Furthermore, Slute said, recent research found that the low-level CTE discovered in Gee's brain has no known symptoms, such as substance abuse, and the Boston University specialist who examined Gee's brain acknowledged in his deposition that the low-level CTE didn't kill Gee.

CTE was documented in a football player only in 2005, Slute told the jurors. The brain disease can only be diagnosed through autopsy after death. That raised the question how the NCAA could have warned Gee against the risk of CTE when it wasn't even on the radar in 1988 through 1992 when Gee played for USC, the lawyer said.

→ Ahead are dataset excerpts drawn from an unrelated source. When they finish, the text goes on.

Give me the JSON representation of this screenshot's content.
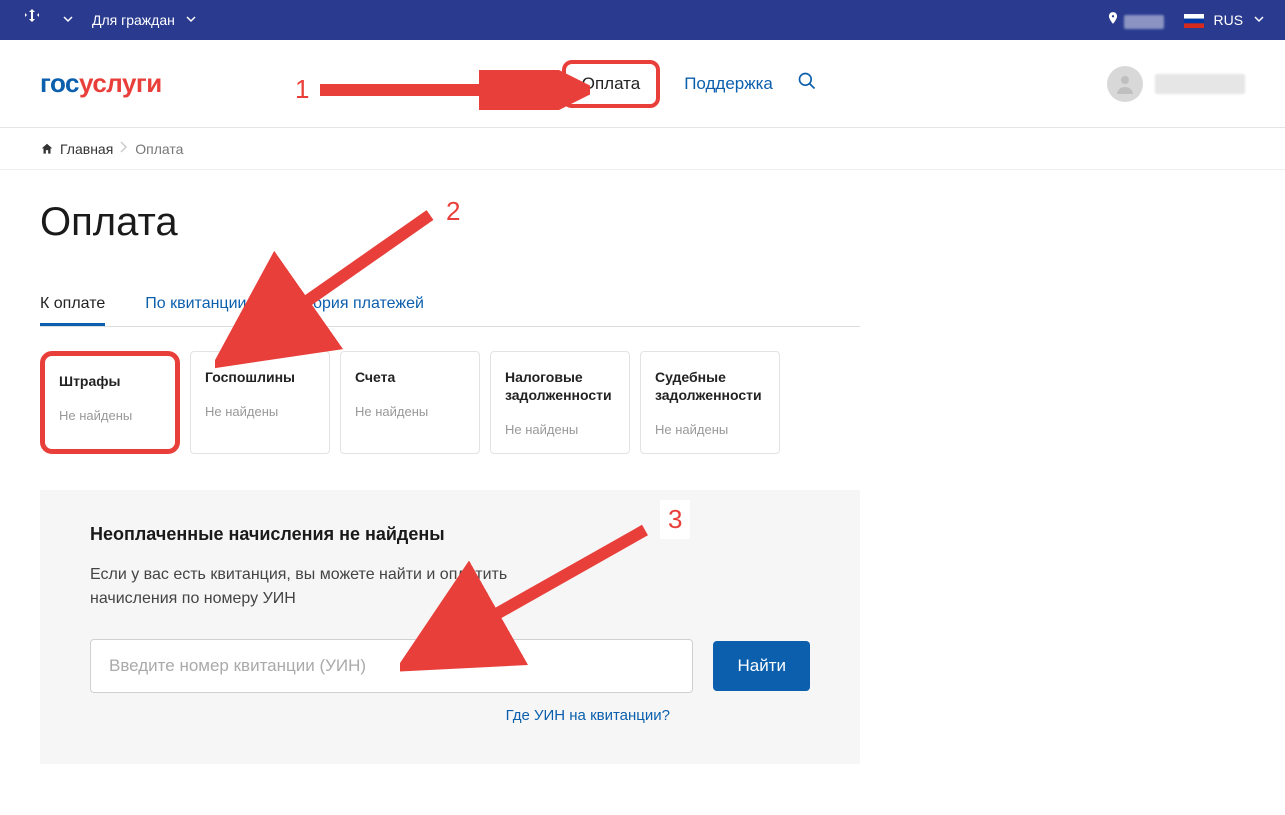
{
  "topbar": {
    "citizens_label": "Для граждан",
    "lang_label": "RUS"
  },
  "logo": {
    "part1": "гос",
    "part2": "услуги"
  },
  "nav": {
    "payment": "Оплата",
    "support": "Поддержка"
  },
  "breadcrumbs": {
    "home": "Главная",
    "current": "Оплата"
  },
  "page_title": "Оплата",
  "tabs": [
    {
      "label": "К оплате",
      "active": true
    },
    {
      "label": "По квитанции",
      "active": false
    },
    {
      "label": "История платежей",
      "active": false
    }
  ],
  "cards": [
    {
      "title": "Штрафы",
      "status": "Не найдены"
    },
    {
      "title": "Госпошлины",
      "status": "Не найдены"
    },
    {
      "title": "Счета",
      "status": "Не найдены"
    },
    {
      "title": "Налоговые задолженности",
      "status": "Не найдены"
    },
    {
      "title": "Судебные задолженности",
      "status": "Не найдены"
    }
  ],
  "panel": {
    "heading": "Неоплаченные начисления не найдены",
    "text": "Если у вас есть квитанция, вы можете найти и оплатить начисления по номеру УИН",
    "placeholder": "Введите номер квитанции (УИН)",
    "button": "Найти",
    "help": "Где УИН на квитанции?"
  },
  "annotations": {
    "n1": "1",
    "n2": "2",
    "n3": "3"
  }
}
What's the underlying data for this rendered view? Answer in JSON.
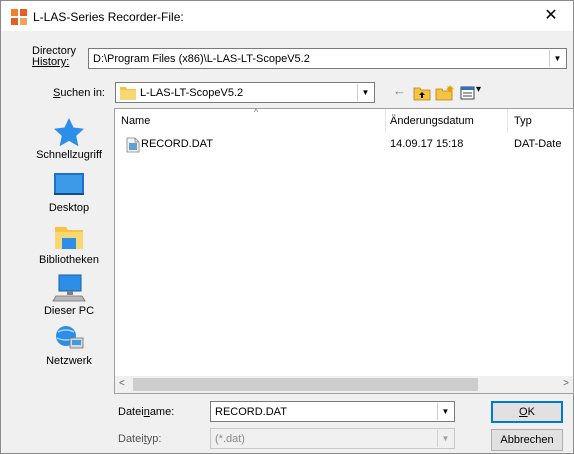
{
  "window": {
    "title": "L-LAS-Series Recorder-File:",
    "close_glyph": "✕"
  },
  "history": {
    "label_line1": "Directory",
    "label_line2": "History:",
    "value": "D:\\Program Files (x86)\\L-LAS-LT-ScopeV5.2"
  },
  "lookin": {
    "label_pre": "S",
    "label_rest": "uchen in:",
    "value": "L-LAS-LT-ScopeV5.2"
  },
  "toolbar": {
    "back_glyph": "←",
    "view_arrow_glyph": "▾"
  },
  "places": [
    {
      "label": "Schnellzugriff",
      "icon": "star-icon"
    },
    {
      "label": "Desktop",
      "icon": "desktop-icon"
    },
    {
      "label": "Bibliotheken",
      "icon": "library-icon"
    },
    {
      "label": "Dieser PC",
      "icon": "computer-icon"
    },
    {
      "label": "Netzwerk",
      "icon": "network-icon"
    }
  ],
  "columns": {
    "name": "Name",
    "date": "Änderungsdatum",
    "type": "Typ"
  },
  "files": [
    {
      "name": "RECORD.DAT",
      "date": "14.09.17 15:18",
      "type": "DAT-Date"
    }
  ],
  "scroll": {
    "left_glyph": "<",
    "right_glyph": ">"
  },
  "filename": {
    "label_pre": "Datei",
    "label_u": "n",
    "label_post": "ame:",
    "value": "RECORD.DAT"
  },
  "filetype": {
    "label_pre": "Datei",
    "label_u": "t",
    "label_post": "yp:",
    "value": "(*.dat)"
  },
  "buttons": {
    "ok_u": "O",
    "ok_rest": "K",
    "cancel": "Abbrechen"
  },
  "colors": {
    "accent": "#0078d7",
    "folder": "#f6c342",
    "app_icon": "#f08030"
  }
}
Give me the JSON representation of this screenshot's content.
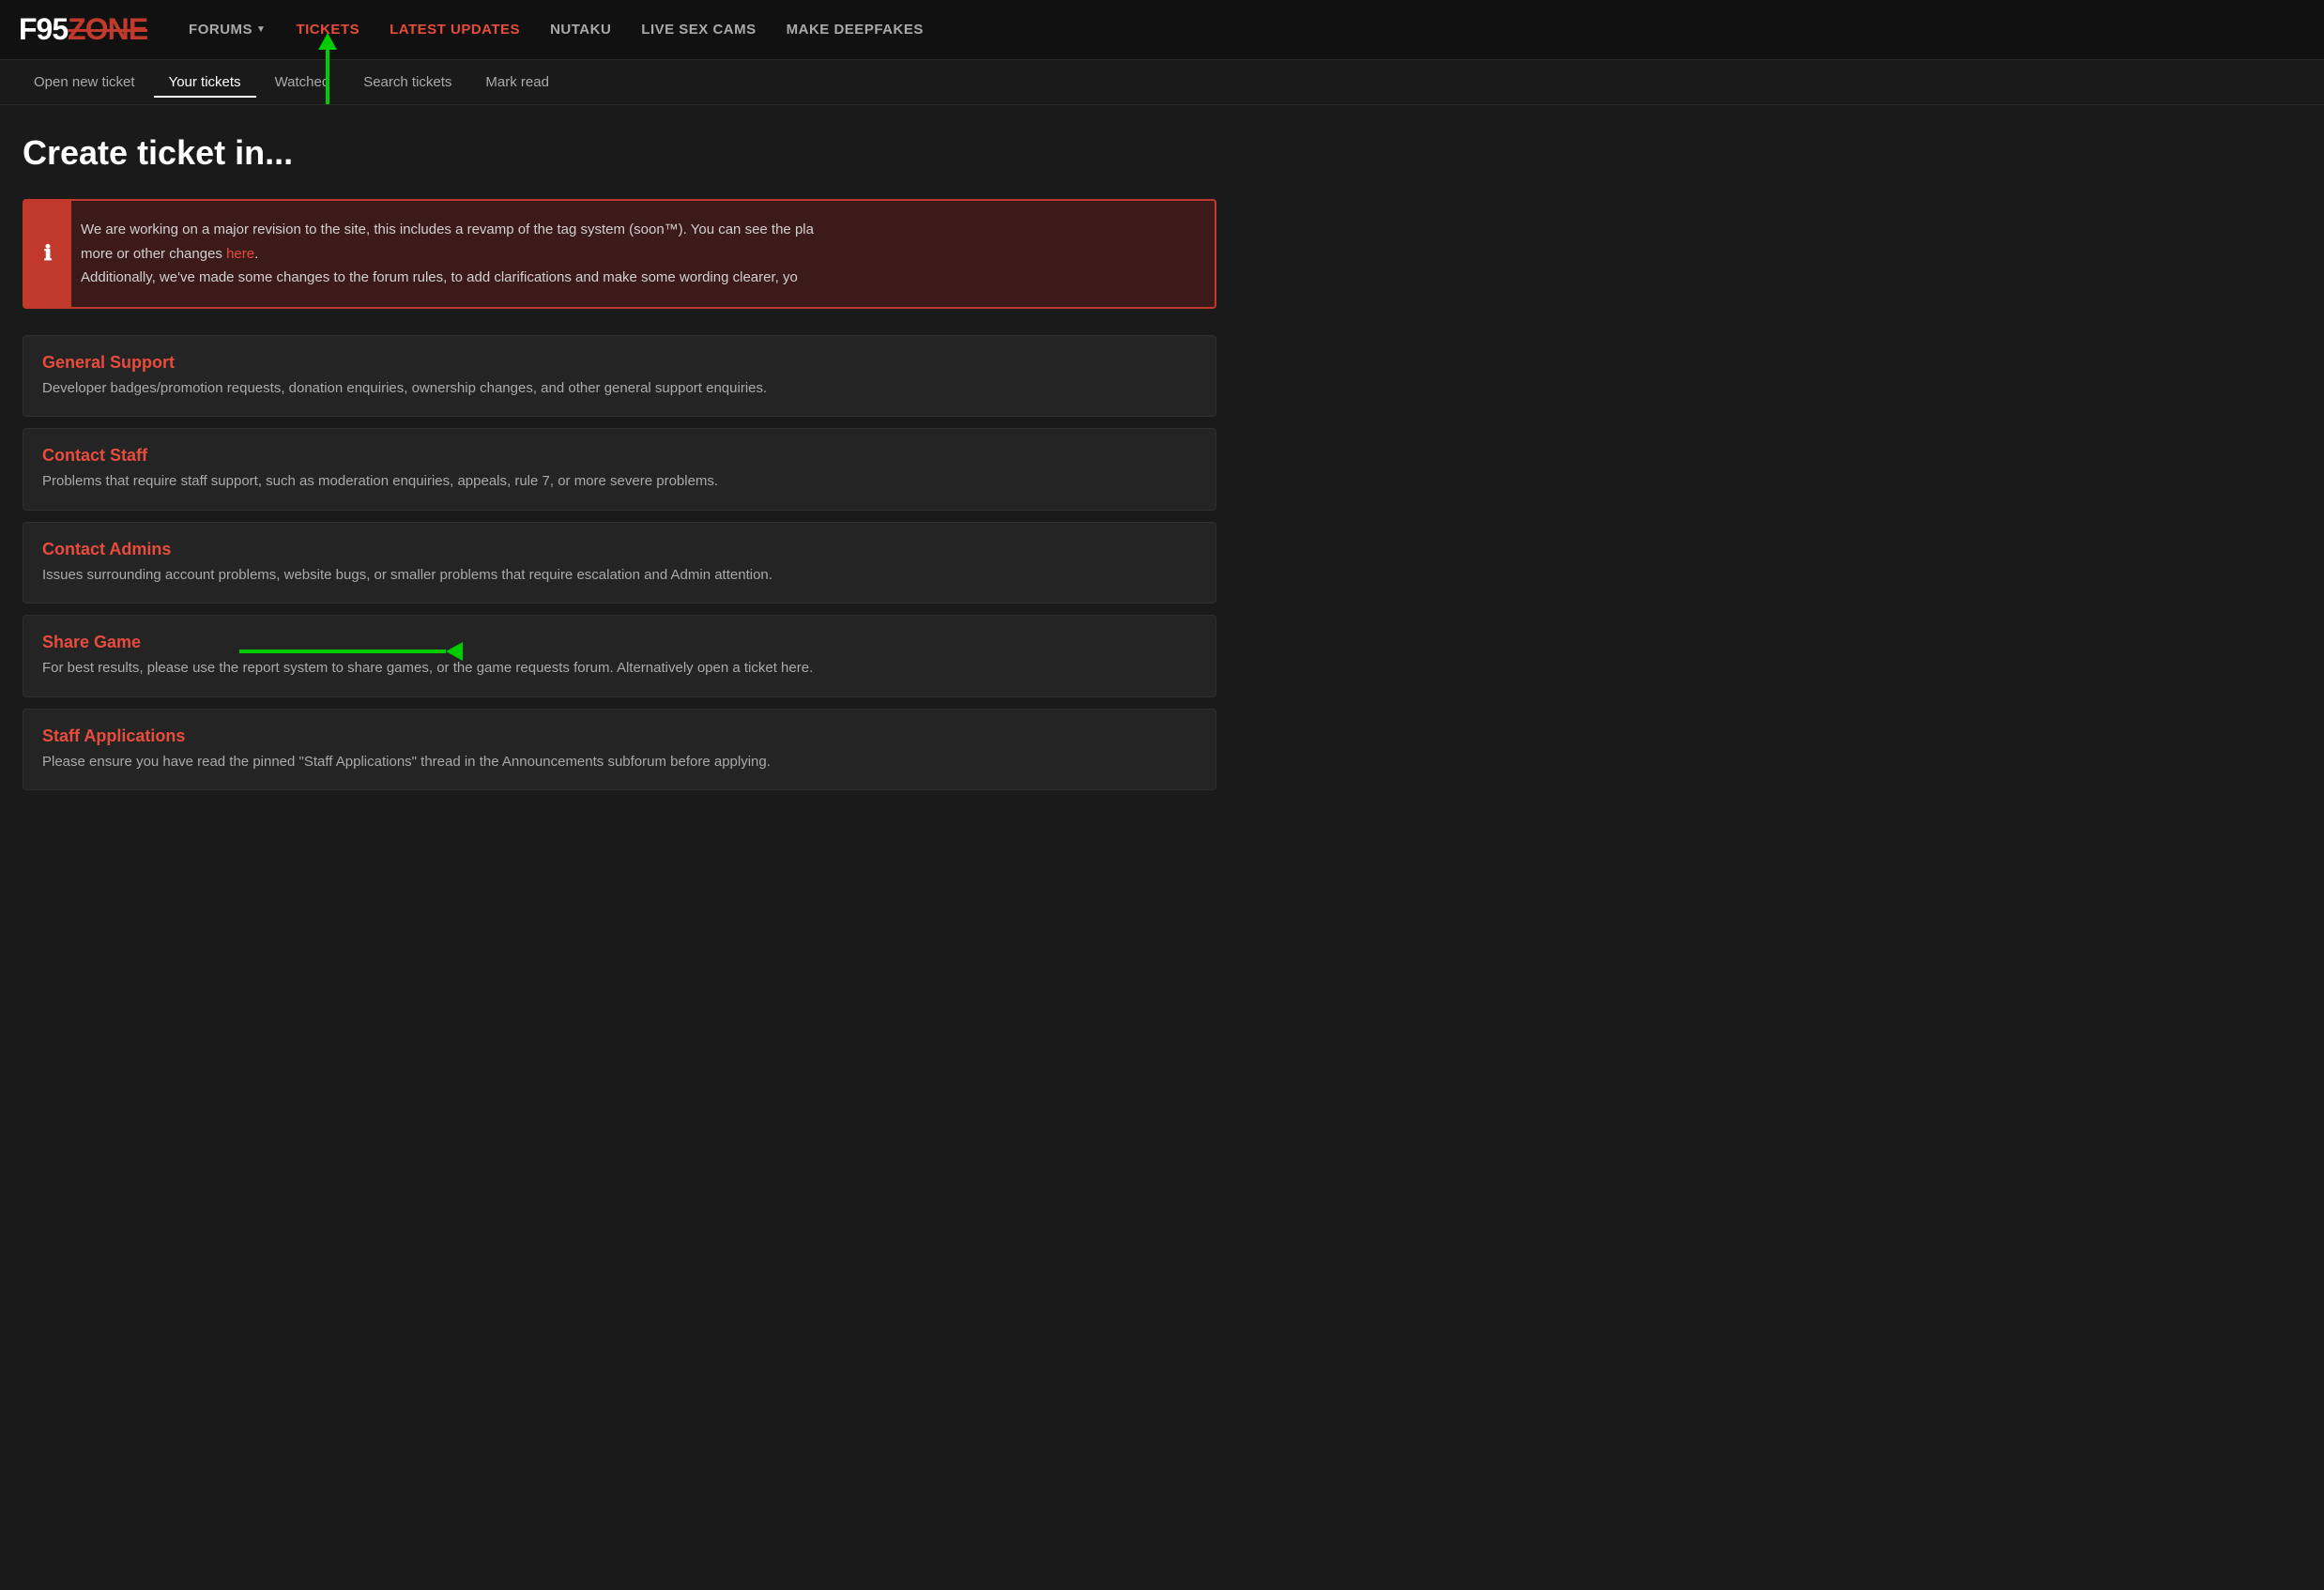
{
  "logo": {
    "f95": "F95",
    "zone": "ZONE"
  },
  "nav": {
    "items": [
      {
        "id": "forums",
        "label": "FORUMS",
        "hasDropdown": true,
        "active": false
      },
      {
        "id": "tickets",
        "label": "TICKETS",
        "active": true
      },
      {
        "id": "latest-updates",
        "label": "LATEST UPDATES",
        "active": false,
        "highlight": true
      },
      {
        "id": "nutaku",
        "label": "NUTAKU",
        "active": false
      },
      {
        "id": "live-sex-cams",
        "label": "LIVE SEX CAMS",
        "active": false
      },
      {
        "id": "make-deepfakes",
        "label": "MAKE DEEPFAKES",
        "active": false
      }
    ]
  },
  "subnav": {
    "items": [
      {
        "id": "open-new-ticket",
        "label": "Open new ticket",
        "active": false
      },
      {
        "id": "your-tickets",
        "label": "Your tickets",
        "active": true
      },
      {
        "id": "watched",
        "label": "Watched",
        "active": false
      },
      {
        "id": "search-tickets",
        "label": "Search tickets",
        "active": false
      },
      {
        "id": "mark-read",
        "label": "Mark read",
        "active": false
      }
    ]
  },
  "page": {
    "title": "Create ticket in..."
  },
  "notice": {
    "text_part1": "We are working on a major revision to the site, this includes a revamp of the tag system (soon™). You can see the pla",
    "text_part2": "more or other changes ",
    "link_text": "here",
    "text_part3": ".",
    "text_part4": "Additionally, we've made some changes to the forum rules, to add clarifications and make some wording clearer, yo"
  },
  "categories": [
    {
      "id": "general-support",
      "title": "General Support",
      "description": "Developer badges/promotion requests, donation enquiries, ownership changes, and other general support enquiries."
    },
    {
      "id": "contact-staff",
      "title": "Contact Staff",
      "description": "Problems that require staff support, such as moderation enquiries, appeals, rule 7, or more severe problems."
    },
    {
      "id": "contact-admins",
      "title": "Contact Admins",
      "description": "Issues surrounding account problems, website bugs, or smaller problems that require escalation and Admin attention."
    },
    {
      "id": "share-game",
      "title": "Share Game",
      "description": "For best results, please use the report system to share games, or the game requests forum. Alternatively open a ticket here."
    },
    {
      "id": "staff-applications",
      "title": "Staff Applications",
      "description": "Please ensure you have read the pinned \"Staff Applications\" thread in the Announcements subforum before applying."
    }
  ],
  "colors": {
    "accent_red": "#e74c3c",
    "accent_green": "#00cc00",
    "bg_dark": "#1a1a1a",
    "bg_header": "#111111",
    "bg_card": "#242424"
  }
}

In August, Los Angeles County Superior Court Judge Terry Green allowed the case to proceed to trial despite his skepticism of the claim that it was playing college football that caused Gee's CTE, since, according to the judge, there was no evidence he suffered any head injuries while at USC.

"To avoid a nonsuit at trial, plaintiff will have to find some evidence of a specific, identifiable head injury suffered by Mr. Gee while playing or practicing for USC," Green said in his Aug. 4 ruling. "In the absence of such evidence, plaintiff would simply be asking a jury to look at Mr. Gee's death, look at the several possible causes of his CTE, and pick one. That is not a trial; it is a game of darts."